Fran Soistman, director of marketing for Columbia Medical Plan, said appeals such as Mr. Huddlestun's, are rare.
"It's a very low number because most people understand that when they join Columbia Medical Plan, they must select those physicians that participate," Mr. Soistman said.
He said the most common appeals involve patients who use emergency room services at nonapproved facilities rather than the urgent care centers provided by Columbia Medical Plan.
The HMO uses Johns Hopkins for its specialty care.
"Columbia Medical Plan has an excellent relationship with Johns Hopkins," Mr. Soistman said. "Johns Hopkins' reputation speaks for itself with expertise in many areas."

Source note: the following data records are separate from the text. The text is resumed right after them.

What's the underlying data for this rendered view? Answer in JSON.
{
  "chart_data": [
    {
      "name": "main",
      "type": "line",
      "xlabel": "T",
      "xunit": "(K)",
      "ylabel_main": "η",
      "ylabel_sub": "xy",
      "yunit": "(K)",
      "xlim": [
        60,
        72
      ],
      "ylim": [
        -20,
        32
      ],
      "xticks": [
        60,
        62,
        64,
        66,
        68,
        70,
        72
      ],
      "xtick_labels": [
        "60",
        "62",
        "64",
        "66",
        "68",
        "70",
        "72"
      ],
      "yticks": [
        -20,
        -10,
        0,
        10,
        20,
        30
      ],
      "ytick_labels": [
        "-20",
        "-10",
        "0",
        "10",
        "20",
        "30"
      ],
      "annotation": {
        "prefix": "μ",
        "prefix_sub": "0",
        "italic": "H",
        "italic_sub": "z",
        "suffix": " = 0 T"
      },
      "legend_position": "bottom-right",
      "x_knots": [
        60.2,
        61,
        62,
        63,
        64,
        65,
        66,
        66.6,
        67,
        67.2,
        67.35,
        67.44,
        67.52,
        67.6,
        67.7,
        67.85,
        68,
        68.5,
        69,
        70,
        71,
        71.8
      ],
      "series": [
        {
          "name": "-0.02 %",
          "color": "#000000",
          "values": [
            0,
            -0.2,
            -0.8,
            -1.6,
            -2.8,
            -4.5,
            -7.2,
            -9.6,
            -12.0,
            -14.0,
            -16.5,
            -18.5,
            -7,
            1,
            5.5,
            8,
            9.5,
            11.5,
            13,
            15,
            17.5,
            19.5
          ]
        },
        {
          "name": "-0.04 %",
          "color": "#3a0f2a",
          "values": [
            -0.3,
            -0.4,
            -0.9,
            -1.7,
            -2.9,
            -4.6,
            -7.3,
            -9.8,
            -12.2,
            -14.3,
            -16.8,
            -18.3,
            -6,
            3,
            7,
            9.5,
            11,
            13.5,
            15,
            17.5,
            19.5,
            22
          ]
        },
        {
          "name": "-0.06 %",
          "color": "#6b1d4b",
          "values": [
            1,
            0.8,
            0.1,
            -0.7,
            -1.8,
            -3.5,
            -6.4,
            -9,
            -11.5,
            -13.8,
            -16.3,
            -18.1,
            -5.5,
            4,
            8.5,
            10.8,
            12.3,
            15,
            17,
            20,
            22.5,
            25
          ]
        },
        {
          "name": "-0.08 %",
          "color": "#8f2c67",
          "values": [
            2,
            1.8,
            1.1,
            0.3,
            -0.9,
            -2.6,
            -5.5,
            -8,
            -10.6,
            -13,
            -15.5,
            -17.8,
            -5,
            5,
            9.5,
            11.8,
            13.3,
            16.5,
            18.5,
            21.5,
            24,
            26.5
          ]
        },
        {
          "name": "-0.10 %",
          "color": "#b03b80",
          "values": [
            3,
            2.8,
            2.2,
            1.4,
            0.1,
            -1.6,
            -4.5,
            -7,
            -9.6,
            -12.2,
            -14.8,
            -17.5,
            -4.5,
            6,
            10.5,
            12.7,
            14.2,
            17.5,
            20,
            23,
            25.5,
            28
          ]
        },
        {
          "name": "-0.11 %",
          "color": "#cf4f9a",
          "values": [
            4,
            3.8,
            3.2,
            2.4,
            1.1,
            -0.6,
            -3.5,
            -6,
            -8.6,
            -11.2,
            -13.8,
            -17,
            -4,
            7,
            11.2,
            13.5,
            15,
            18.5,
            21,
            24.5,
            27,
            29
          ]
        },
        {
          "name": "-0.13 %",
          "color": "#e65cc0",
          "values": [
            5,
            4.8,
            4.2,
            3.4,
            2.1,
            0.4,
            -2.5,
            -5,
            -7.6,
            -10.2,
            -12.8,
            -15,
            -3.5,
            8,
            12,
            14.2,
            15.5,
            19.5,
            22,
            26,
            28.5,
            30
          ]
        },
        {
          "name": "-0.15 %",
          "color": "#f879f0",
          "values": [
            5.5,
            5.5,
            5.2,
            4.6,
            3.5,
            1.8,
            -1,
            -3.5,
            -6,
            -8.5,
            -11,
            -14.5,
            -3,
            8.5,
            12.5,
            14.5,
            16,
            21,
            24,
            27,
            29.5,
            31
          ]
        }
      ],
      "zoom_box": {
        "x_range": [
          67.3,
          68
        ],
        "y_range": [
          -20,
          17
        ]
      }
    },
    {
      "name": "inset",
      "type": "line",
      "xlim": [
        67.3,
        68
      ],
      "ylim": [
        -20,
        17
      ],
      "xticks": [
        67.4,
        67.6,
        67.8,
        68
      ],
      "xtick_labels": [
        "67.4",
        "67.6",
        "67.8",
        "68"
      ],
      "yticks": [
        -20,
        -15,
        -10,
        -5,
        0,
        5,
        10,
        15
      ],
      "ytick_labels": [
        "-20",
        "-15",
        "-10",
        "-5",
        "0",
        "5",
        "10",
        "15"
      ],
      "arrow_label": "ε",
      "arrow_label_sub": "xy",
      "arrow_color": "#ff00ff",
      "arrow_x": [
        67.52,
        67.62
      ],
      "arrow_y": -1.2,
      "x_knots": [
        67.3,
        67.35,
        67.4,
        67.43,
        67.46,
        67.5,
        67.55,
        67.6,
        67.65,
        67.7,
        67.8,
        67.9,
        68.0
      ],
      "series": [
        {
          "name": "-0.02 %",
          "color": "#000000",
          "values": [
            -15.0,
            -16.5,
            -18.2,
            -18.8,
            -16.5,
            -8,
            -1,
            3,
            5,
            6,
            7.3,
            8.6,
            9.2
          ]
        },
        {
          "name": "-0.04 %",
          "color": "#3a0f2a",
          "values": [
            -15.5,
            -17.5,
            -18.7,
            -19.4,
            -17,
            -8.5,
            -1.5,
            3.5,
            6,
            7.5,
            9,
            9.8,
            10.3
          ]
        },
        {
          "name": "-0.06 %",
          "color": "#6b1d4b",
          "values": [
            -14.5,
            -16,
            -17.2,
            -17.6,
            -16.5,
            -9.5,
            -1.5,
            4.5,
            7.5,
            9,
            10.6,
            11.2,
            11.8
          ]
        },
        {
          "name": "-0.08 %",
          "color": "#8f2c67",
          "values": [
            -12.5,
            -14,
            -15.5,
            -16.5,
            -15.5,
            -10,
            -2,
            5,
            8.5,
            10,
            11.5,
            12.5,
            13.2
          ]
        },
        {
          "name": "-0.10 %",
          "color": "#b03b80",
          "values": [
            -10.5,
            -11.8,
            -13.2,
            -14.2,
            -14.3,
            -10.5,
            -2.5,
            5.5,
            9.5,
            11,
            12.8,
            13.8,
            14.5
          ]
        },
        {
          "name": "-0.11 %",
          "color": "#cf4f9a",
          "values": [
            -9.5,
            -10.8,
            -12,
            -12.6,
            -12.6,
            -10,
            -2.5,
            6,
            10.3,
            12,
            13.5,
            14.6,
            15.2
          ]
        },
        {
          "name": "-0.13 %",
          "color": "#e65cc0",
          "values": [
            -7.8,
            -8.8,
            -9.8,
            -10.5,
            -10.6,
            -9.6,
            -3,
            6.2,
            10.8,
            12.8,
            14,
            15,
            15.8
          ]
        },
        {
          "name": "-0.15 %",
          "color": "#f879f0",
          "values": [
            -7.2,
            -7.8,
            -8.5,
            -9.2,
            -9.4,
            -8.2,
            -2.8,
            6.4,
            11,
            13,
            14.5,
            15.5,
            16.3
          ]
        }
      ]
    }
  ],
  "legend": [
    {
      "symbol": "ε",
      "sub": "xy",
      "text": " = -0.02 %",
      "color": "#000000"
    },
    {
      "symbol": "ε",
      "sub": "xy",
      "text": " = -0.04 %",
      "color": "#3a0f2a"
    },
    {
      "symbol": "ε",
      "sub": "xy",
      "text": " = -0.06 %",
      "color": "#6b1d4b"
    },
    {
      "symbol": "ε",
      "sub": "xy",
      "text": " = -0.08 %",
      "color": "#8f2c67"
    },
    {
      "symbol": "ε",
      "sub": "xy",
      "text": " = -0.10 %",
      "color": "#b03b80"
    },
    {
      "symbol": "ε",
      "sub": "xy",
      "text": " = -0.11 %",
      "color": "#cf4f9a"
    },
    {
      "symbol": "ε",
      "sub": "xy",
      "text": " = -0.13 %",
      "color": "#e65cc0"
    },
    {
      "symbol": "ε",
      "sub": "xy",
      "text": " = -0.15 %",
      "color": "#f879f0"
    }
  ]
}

Although the HMO has rejected Mr. Huddlestun's appeal, Mr. Soistman said things could change.
"If conditions change, or merit change, the appeal could be reversed," he said.
Meanwhile, Mr. Huddlestun said he plans to take his case to the state insurance commissioner, in the hope of forcing the HMO to send him to the Arkansas center.
He said he is also thinking of hiring an attorney who specializes in health insurance.
"I'm trying to take it day by day," Mr. Huddlestun said.